Building on the business definition pillar, a firm’s business model speaks to how a firm operates around the definitional components. A business model is purposeful and a point of differentiation within a firm’s strategic intent. In what way is firm X’s business model similar and different from firm Y’s?
Goals and Objectives
Lastly, and at the most granular level of strategic intent, are goals and objectives. These are KPIs – metrics of measurement once strategic intent is established. Goals and objectives hold a firm accountable for the strategy it has laid out. Without goals and objectives, a clear-cut strategic intent can become blurred, which takes you back to square one.
Strategic Intent Example
For a real-world example of strategic intent, let’s look to Asia. Specifically, Japan and Honda. Some time ago, Honda made the decision to enter the motorcycle market. But rather than look to imitate Harley Davidson or Yamaha’s success, Honda chose to start with products that were intentionally different. Honda’s competitors didn’t see Honda as a threat initially because there was no encroachment on the core business. But by carving out new, white space, Honda developed a loyal customer base and strong brand recognition. That allowed Honda to attack competitors from a position of strength. You can read more details on Honda’s strategic intent in this HBR piece.

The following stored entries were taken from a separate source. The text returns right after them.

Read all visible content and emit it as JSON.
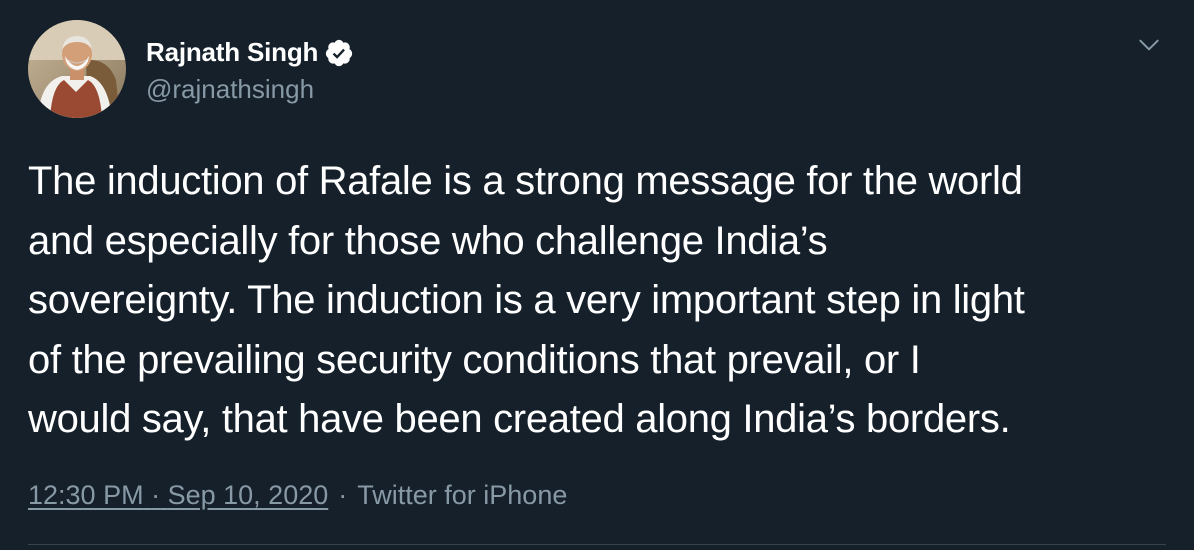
{
  "tweet": {
    "author": {
      "display_name": "Rajnath Singh",
      "handle": "@rajnathsingh",
      "verified": true
    },
    "text_lines": [
      "The induction of Rafale is a strong message for the world",
      "and especially for those who challenge India’s",
      "sovereignty. The induction is a very important step in light",
      "of the prevailing security conditions that prevail, or I",
      "would say, that have been created along India’s borders."
    ],
    "time": "12:30 PM",
    "date": "Sep 10, 2020",
    "separator": "·",
    "source": "Twitter for iPhone"
  },
  "icons": {
    "verified": "verified-badge-icon",
    "caret": "chevron-down-icon"
  },
  "colors": {
    "background": "#15202b",
    "text_primary": "#ffffff",
    "text_secondary": "#8899a6",
    "divider": "#38444d"
  }
}
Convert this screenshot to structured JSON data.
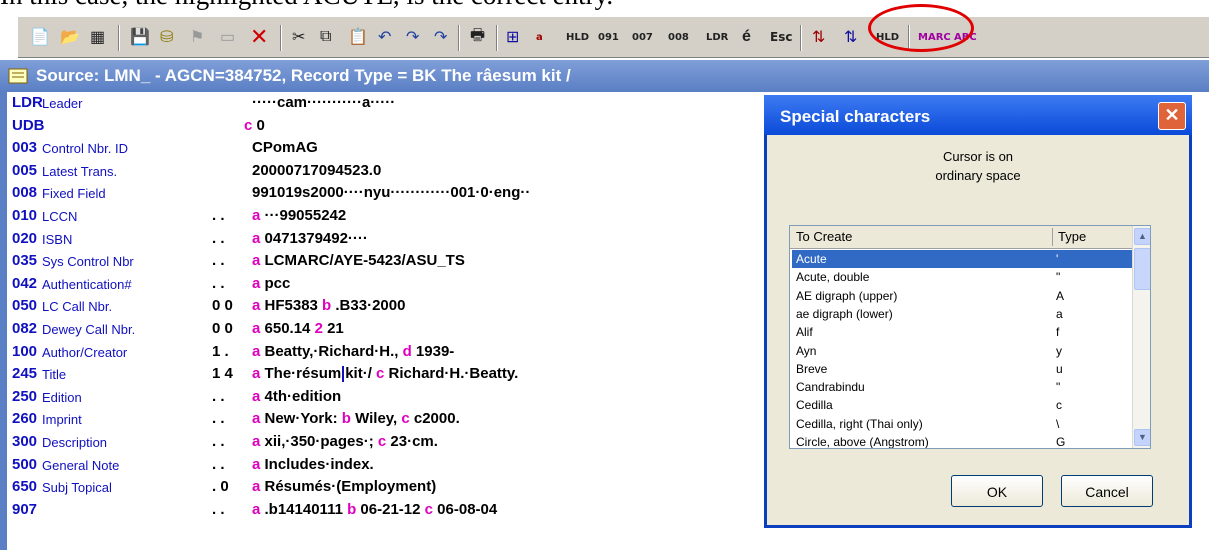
{
  "caption": "In this case, the highlighted ACUTE, is the correct entry.",
  "toolbar": {
    "icons": [
      "new-record-icon",
      "open-icon",
      "grid-icon",
      "save-icon",
      "database-icon",
      "flag-icon",
      "card-icon",
      "delete-icon",
      "cut-icon",
      "copy-icon",
      "paste-icon",
      "undo-icon",
      "redo-icon",
      "redo-alt-icon",
      "print-icon",
      "insert-field-icon",
      "insert-subfield-icon",
      "hld-icon",
      "091-icon",
      "007-icon",
      "008-icon",
      "ldr-icon",
      "acute-char-icon",
      "esc-char-icon",
      "sort-icon",
      "sort-alt-icon",
      "hld-alt-icon",
      "marc-validate-icon",
      "abc-validate-icon"
    ],
    "labels": {
      "hld": "HLD",
      "f091": "091",
      "f007": "007",
      "f008": "008",
      "ldr": "LDR",
      "acute": "é",
      "esc": "Esc",
      "hld2": "HLD",
      "marc": "MARC",
      "abc": "ABC"
    }
  },
  "window_title": "Source: LMN_ - AGCN=384752,  Record Type = BK The râesum kit /",
  "record": [
    {
      "tag": "LDR",
      "label": "Leader",
      "ind": "",
      "value": "·····cam···········a·····"
    },
    {
      "tag": "UDB",
      "label": "",
      "ind": "",
      "value_parts": [
        {
          "sub": "c"
        },
        {
          "text": " 0"
        }
      ]
    },
    {
      "tag": "003",
      "label": "Control Nbr. ID",
      "ind": "",
      "value": "CPomAG"
    },
    {
      "tag": "005",
      "label": "Latest Trans.",
      "ind": "",
      "value": "20000717094523.0"
    },
    {
      "tag": "008",
      "label": "Fixed Field",
      "ind": "",
      "value": "991019s2000····nyu············001·0·eng··"
    },
    {
      "tag": "010",
      "label": "LCCN",
      "ind": ". .",
      "value_parts": [
        {
          "sub": "a"
        },
        {
          "text": " ···99055242"
        }
      ]
    },
    {
      "tag": "020",
      "label": "ISBN",
      "ind": ". .",
      "value_parts": [
        {
          "sub": "a"
        },
        {
          "text": " 0471379492····"
        }
      ]
    },
    {
      "tag": "035",
      "label": "Sys Control Nbr",
      "ind": ". .",
      "value_parts": [
        {
          "sub": "a"
        },
        {
          "text": " LCMARC/AYE-5423/ASU_TS"
        }
      ]
    },
    {
      "tag": "042",
      "label": "Authentication#",
      "ind": ". .",
      "value_parts": [
        {
          "sub": "a"
        },
        {
          "text": " pcc"
        }
      ]
    },
    {
      "tag": "050",
      "label": "LC Call Nbr.",
      "ind": "0 0",
      "value_parts": [
        {
          "sub": "a"
        },
        {
          "text": " HF5383  "
        },
        {
          "sub": "b"
        },
        {
          "text": " .B33·2000"
        }
      ]
    },
    {
      "tag": "082",
      "label": "Dewey Call Nbr.",
      "ind": "0 0",
      "value_parts": [
        {
          "sub": "a"
        },
        {
          "text": " 650.14  "
        },
        {
          "sub": "2"
        },
        {
          "text": " 21"
        }
      ]
    },
    {
      "tag": "100",
      "label": "Author/Creator",
      "ind": "1 .",
      "value_parts": [
        {
          "sub": "a"
        },
        {
          "text": " Beatty,·Richard·H.,  "
        },
        {
          "sub": "d"
        },
        {
          "text": " 1939-"
        }
      ]
    },
    {
      "tag": "245",
      "label": "Title",
      "ind": "1 4",
      "value_parts": [
        {
          "sub": "a"
        },
        {
          "text": " The·résum"
        },
        {
          "cursor": true
        },
        {
          "text": "kit·/  "
        },
        {
          "sub": "c"
        },
        {
          "text": " Richard·H.·Beatty."
        }
      ]
    },
    {
      "tag": "250",
      "label": "Edition",
      "ind": ". .",
      "value_parts": [
        {
          "sub": "a"
        },
        {
          "text": " 4th·edition"
        }
      ]
    },
    {
      "tag": "260",
      "label": "Imprint",
      "ind": ". .",
      "value_parts": [
        {
          "sub": "a"
        },
        {
          "text": " New·York:  "
        },
        {
          "sub": "b"
        },
        {
          "text": " Wiley,  "
        },
        {
          "sub": "c"
        },
        {
          "text": " c2000."
        }
      ]
    },
    {
      "tag": "300",
      "label": "Description",
      "ind": ". .",
      "value_parts": [
        {
          "sub": "a"
        },
        {
          "text": " xii,·350·pages·;  "
        },
        {
          "sub": "c"
        },
        {
          "text": " 23·cm."
        }
      ]
    },
    {
      "tag": "500",
      "label": "General Note",
      "ind": ". .",
      "value_parts": [
        {
          "sub": "a"
        },
        {
          "text": " Includes·index."
        }
      ]
    },
    {
      "tag": "650",
      "label": "Subj Topical",
      "ind": ". 0",
      "value_parts": [
        {
          "sub": "a"
        },
        {
          "text": " Résumés·(Employment)"
        }
      ]
    },
    {
      "tag": "907",
      "label": "",
      "ind": ". .",
      "value_parts": [
        {
          "sub": "a"
        },
        {
          "text": " .b14140111  "
        },
        {
          "sub": "b"
        },
        {
          "text": " 06-21-12  "
        },
        {
          "sub": "c"
        },
        {
          "text": " 06-08-04"
        }
      ]
    }
  ],
  "record_ind_udb": "c",
  "dialog": {
    "title": "Special characters",
    "close": "✕",
    "status_line1": "Cursor is on",
    "status_line2": "ordinary space",
    "col_create": "To Create",
    "col_type": "Type",
    "items": [
      {
        "name": "Acute",
        "type": "'",
        "selected": true
      },
      {
        "name": "Acute, double",
        "type": "\""
      },
      {
        "name": "AE digraph (upper)",
        "type": "A"
      },
      {
        "name": "ae digraph (lower)",
        "type": "a"
      },
      {
        "name": "Alif",
        "type": "f"
      },
      {
        "name": "Ayn",
        "type": "y"
      },
      {
        "name": "Breve",
        "type": "u"
      },
      {
        "name": "Candrabindu",
        "type": "\""
      },
      {
        "name": "Cedilla",
        "type": "c"
      },
      {
        "name": "Cedilla, right (Thai only)",
        "type": "\\"
      },
      {
        "name": "Circle, above (Angstrom)",
        "type": "G"
      }
    ],
    "ok": "OK",
    "cancel": "Cancel"
  }
}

A company that exhibits strategic intent shows creative, outside the box thinking. Honda didn’t try to win market share using the proven blueprint. Instead, they took a long term approach with a customized blueprint that ultimately won more market share. Many consulting engagements often seek to inject strategic intent into strategies that otherwise lack it.
Defining strategic direction is always hard to do. It’s part of the reason consulting firms get paid the big bucks! Strategic intent helps firms get more tactical around strategy by focusing on a winning formula. That formula will vary company by company, industry by industry. But it will always involve a vision for how you can differentiate from the competition rather than imitate the competition. And while strategy is most-often talked about at the firm level, you can use strategic intent for your own professional goals. If you’re targeting a career in consulting, think about how you can bring a unique edge, in both the recruiting process as well as when you land that offer!